- Born: March 15, 1942 Mallettown, Conway County, Arkansas, U.S.
- Died: May 6, 2024 (aged 82) Nashville, Tennessee, U.S.
- Genres: Country music
- Occupation: Songwriter
- Years active: 1970–2024

= Wayland Holyfield =

American songwriter (1942–2024)

Wayland D. Holyfield (March 15, 1942 – May 6, 2024) was an American songwriter and leader in the songwriting community.

==Personal life==
Wayland Holyfield was born in Mallettown, Conway County, Arkansas. He was educated in Arkansas public schools and attended Hendrix College at Conway, Arkansas, before graduating from the University of Arkansas with a degree in marketing in 1965. Prior to his musical career, Holyfield was a wholesale appliance salesman and advertising account manager. His wife Nancy and he had three children, Greg, Mark, and Lee.

Holyfield died at his home in Nashville on May 6, 2024, at the age of 82.

==Early career==
In 1972, Holyfield left Arkansas and moved to Nashville, Tennessee, to pursue a songwriting career and his first song was recorded in 1973. He received his first number-one hit with "Rednecks, White Socks and Blue Ribbon Beer". In 1975, Holyfield achieved his first solo number-one hit "You're My Best Friend" recorded by Don Williams.
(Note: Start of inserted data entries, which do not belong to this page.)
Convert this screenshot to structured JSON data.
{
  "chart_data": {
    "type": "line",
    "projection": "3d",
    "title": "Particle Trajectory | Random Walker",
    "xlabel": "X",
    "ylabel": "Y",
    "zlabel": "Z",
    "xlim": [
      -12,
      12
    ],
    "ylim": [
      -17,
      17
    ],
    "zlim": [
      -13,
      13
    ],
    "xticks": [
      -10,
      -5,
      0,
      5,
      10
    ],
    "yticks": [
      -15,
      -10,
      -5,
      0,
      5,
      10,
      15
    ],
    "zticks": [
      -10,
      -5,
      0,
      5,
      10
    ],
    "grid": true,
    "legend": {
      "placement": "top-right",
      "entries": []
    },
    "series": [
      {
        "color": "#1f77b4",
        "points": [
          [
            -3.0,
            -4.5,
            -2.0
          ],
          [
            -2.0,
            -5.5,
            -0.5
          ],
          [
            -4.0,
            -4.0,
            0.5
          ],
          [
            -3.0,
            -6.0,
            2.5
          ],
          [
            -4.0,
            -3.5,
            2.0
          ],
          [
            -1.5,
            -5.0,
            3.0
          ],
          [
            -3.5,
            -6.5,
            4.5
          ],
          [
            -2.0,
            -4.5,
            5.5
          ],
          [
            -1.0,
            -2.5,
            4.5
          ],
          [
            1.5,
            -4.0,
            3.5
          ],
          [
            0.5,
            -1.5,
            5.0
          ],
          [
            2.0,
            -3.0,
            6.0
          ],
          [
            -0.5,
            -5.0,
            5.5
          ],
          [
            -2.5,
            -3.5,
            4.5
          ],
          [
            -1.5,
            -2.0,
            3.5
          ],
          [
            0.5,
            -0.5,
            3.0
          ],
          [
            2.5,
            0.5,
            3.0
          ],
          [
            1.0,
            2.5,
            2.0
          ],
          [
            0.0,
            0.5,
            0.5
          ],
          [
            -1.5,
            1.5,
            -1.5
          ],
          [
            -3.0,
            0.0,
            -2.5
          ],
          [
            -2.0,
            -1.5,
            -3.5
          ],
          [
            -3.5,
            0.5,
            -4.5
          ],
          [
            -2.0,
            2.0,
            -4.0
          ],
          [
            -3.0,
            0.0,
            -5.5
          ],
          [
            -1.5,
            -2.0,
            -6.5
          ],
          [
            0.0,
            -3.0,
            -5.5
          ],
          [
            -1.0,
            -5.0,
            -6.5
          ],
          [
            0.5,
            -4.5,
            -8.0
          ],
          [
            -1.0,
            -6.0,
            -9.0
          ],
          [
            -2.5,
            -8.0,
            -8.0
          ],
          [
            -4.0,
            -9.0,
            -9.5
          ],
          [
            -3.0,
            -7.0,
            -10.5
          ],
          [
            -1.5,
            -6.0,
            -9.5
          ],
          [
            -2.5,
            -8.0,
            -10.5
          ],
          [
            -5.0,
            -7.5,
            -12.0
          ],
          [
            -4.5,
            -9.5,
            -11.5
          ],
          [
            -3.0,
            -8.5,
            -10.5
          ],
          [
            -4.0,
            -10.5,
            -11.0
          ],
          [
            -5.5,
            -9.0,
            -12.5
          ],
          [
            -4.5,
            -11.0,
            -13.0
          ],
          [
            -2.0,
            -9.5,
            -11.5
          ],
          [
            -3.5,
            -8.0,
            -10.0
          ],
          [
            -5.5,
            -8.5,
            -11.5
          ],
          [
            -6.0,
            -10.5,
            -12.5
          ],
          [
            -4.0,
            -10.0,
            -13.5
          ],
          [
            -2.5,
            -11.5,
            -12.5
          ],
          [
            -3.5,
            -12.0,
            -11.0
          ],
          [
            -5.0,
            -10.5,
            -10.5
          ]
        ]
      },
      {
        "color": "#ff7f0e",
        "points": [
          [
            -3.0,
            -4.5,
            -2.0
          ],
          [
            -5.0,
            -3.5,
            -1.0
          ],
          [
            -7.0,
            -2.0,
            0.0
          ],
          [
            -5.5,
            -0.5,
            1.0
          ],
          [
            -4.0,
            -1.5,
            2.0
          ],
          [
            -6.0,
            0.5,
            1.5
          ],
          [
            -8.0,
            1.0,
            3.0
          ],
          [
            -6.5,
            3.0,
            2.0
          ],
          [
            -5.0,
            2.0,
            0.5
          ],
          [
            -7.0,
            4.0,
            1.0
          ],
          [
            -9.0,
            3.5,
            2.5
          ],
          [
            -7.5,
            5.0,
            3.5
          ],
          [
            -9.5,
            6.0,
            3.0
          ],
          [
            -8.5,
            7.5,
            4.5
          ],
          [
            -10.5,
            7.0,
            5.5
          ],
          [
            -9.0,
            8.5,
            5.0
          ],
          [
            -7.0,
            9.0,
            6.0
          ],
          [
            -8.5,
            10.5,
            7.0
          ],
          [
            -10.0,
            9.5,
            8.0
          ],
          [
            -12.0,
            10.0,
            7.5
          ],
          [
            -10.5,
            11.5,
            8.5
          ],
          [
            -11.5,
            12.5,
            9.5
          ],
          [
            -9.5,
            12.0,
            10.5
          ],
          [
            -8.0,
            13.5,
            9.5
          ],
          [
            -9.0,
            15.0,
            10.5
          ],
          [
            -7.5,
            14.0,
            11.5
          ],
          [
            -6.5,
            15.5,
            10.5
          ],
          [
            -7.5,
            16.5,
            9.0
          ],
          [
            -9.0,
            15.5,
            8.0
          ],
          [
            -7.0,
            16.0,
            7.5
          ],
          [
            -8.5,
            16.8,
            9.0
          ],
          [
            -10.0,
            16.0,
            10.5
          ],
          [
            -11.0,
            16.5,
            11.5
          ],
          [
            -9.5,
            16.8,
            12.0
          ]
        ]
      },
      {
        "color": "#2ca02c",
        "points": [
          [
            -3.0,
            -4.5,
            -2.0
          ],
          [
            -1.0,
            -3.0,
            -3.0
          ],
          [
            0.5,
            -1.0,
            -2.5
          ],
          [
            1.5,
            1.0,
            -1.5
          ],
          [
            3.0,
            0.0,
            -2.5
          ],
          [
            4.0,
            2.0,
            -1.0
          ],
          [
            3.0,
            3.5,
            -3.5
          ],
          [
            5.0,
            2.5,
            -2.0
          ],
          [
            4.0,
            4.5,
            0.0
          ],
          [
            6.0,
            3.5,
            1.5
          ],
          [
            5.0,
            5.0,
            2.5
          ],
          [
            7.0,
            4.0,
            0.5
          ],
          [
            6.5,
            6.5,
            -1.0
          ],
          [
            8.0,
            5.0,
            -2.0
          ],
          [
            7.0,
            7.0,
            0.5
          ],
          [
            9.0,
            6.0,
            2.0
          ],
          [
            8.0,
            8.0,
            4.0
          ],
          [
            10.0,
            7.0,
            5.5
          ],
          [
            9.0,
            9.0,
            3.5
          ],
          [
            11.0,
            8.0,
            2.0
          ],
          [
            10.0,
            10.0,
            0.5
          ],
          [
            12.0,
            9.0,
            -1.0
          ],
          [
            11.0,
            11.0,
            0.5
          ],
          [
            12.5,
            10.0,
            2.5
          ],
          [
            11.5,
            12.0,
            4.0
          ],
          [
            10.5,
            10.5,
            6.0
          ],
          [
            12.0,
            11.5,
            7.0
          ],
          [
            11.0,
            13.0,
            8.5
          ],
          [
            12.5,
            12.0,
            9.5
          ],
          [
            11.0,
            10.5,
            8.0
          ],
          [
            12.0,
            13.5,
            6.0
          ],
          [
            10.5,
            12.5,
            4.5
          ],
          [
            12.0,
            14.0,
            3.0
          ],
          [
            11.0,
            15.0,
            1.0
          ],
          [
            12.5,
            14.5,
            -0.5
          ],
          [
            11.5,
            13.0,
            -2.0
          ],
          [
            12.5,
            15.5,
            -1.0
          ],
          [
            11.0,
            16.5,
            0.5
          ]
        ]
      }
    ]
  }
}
In addition to his collaborations with Williams, Holyfield's songs have been recorded by numerous Nashville singers, including George Strait, Crystal Gayle, Reba McEntire, Barbara Mandrell, Kathy Mattea, Tammy Wynette, Conway Twitty, Charley Pride, Randy Travis, The Judds, Mark Chesnutt, John Anderson, Mel Street, Gary Allan, Johnny Rodriguez, the Nitty Gritty Dirt Band, the Oak Ridge Boys, Ernest Tubb, Anne Murray, and Charly McClain. During his career, Holyfield was writer of over 40 top-10 hits and 14 number-one hits. Some of his best-known songs are "Could I Have This Dance", "Some Broken Hearts Never Mend", "'Til the Rivers All Run Dry", "You're the Best Break This Old Heart Ever Had", "Only Here for a Little While", "Meanwhile", and "Nobody Likes Sad Songs".

In his home state of Arkansas, Holyfield is most famous for his song "Arkansas, You Run Deep in Me", which was written for the 1986 Arkansas Sesquicentennial celebration. It was named one of Arkansas' official state songs in 1987. Holyfield played the song at the inauguration of President Bill Clinton in 1993.

==Leadership and awards==
Holyfield was the chairman of the Nashville Songwriters Foundation. He was a member of the board of directors of the Nashville Songwriters Association International (NSAI) for almost 25 years. Since 1990, he had served on the ASCAP board of directors, the first Nashville songwriter to do so, and as of 2007, would have served for almost 17 years.

Holyfield received a Grammy Award nomination in 1980 for his participation in the album from the movie "Urban Cowboy", and in 1979, he received the NSAI Presidential Award. Holyfield has won 14 BMI Performance Awards and 16 ASCAP Performance Awards.

Holyfield was the 1983 ASCAP Country Writer of the Year co-winner, and in 1992, he was inducted into the Nashville Songwriters Hall of Fame and the Arkansas Entertainers Hall of Fame.